A primary motivation for the proposed multi-stage algorithm was to overcome memory limitations. The two-stage approach improved segmentation outcomes from the Stage 1 2D, Stage 1 3D, and Stage 1 average segmentations. However, it is important to acknowledge that these methods still require considerable memory. First, the Stage 1 3D network was still bottlenecked by available GPU memory. On a 16 GB GPU we were limited to a batch size of 1. The practice of using a batch size of 1 is a limitation because it means that the gradient estimates as well as the mean and variance estimates from batch normalization are noisy (high variance) and may adversely affect training [48,49,50]. Second, our algorithm effectively overcomes limited parallel memory using memory in a serial nature which lengthened computation time, and when considering all three models, resulted in considerable memory use (Stage 1 3D weights: 633 MB, Stage 1 2D weights: 232 MB, Stage 2 3D weights: 213 MB, total model weights: 1.08 GB). However, this serial nature, particularly the Stage 2 patch-based segmentations, potentially had an additional benefit of increasing the number of training samples. Most MRI datasets, particularly annotated ones, have sample sizes (e.g., OAI iMorphics dataset includes 176 knees from 88 people) that are much smaller than those used to achieve state-of-the-art results using conventional CNN models [51, 52]. Continued improvements to cartilage segmentation will likely require methods that are more efficient in their use of memory and available annotated data.

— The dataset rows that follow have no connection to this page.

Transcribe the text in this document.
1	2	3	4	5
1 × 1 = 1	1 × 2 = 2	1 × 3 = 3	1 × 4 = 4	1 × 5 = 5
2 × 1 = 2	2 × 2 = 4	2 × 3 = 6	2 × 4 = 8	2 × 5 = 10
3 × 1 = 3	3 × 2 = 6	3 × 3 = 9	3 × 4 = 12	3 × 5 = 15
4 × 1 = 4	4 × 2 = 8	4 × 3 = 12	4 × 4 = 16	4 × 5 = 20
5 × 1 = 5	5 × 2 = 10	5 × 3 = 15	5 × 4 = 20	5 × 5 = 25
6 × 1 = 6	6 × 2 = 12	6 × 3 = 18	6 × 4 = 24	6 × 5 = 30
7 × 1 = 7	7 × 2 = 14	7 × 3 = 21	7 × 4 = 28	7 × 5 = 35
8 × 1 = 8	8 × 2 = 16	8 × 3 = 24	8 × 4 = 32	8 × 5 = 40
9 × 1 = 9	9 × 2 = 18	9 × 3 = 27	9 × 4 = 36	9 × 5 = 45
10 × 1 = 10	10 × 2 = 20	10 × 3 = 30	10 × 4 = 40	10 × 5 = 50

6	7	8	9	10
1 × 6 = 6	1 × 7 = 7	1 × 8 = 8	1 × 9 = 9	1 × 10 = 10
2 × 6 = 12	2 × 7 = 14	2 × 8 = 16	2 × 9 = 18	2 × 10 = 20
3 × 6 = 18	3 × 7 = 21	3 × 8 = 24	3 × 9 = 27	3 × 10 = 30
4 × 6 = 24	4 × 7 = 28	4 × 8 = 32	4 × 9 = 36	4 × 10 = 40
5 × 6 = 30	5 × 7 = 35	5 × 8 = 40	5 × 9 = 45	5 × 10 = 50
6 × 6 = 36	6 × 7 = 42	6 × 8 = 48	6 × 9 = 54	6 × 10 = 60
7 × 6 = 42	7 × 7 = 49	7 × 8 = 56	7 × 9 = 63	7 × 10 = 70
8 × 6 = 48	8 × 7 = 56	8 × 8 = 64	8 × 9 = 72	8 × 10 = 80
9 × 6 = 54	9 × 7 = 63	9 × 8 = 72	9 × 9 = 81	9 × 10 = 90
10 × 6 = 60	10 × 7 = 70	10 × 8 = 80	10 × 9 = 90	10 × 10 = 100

The gold standard of cartilage segmentation is manual. The only work to test manual segmentations tested the inter-radiologist DSC of all tibial, femoral, and patellar cartilage as one segmented region with one label [10]. That work showed a mean DSC of 0.878 for 10 individuals from the OAI with primarily mild OA (KL0: 1, KL1: 3, KL2: 4, KL3: 2). The cartilage DSCs for 3 of 4 individual compartments (femur, medial tibial, lateral tibia) from the current framework, and from many published results using deep learning [22, 44,45,46], surpass this level [10]. The only class that falls short is the patellar cartilage with a DSC of 0.84–0.87 from the 4 best algorithms. When assessing the DSC of all femoral, tibial, and patellar cartilage as one label on predictions from the current framework, the mean (SD) DSC of the OAI dataset was 0.901 (0.023). By these standards, many currently published deep learning algorithms are more accurate than the current gold-standard, manual segmentation. This may also be why many algorithms are converging to similar accuracies (Table 5) as we may be approaching the highest possible metrics when the benchmark is manual segmentation; this is highlighted by the plausibly correct segmentations predicted in Fig. 6 where the manual segmentations said there was no cartilage. These performances are also achieved in timescales measured in seconds [23, 25] or minutes [22, 46] as opposed to hours [10]. Nonetheless, algorithms make mistakes [22, 46]. Spot-checking segmentations more likely to include errors (low cartilage volume, high KL) could enable efficient analysis of data while maintaining high fidelity. Checking segmentations for accuracy is recommended for individual analysis such as that required by clinical workflows. However, analyses of large datasets allow small errors to be overcome by group statistics.

Conclusion

The proposed multi-stage CNN segmentation framework provides excellent accuracies when segmenting knee cartilage from OAI DESS and healthy FSPGR images in an average of 1.5 min. The segmentation framework is flexible and fully learns from provided examples, therefore showing promise for segmenting other musculoskeletal tissues in future work. Furthermore, a single framework was trained to handle knees across the OA severity spectrum, and from different MRI vendors and sequences. Together, these results demonstrate an ability to efficiently analyze cartilage outcomes for basic science, clinical trials, and clinical usage.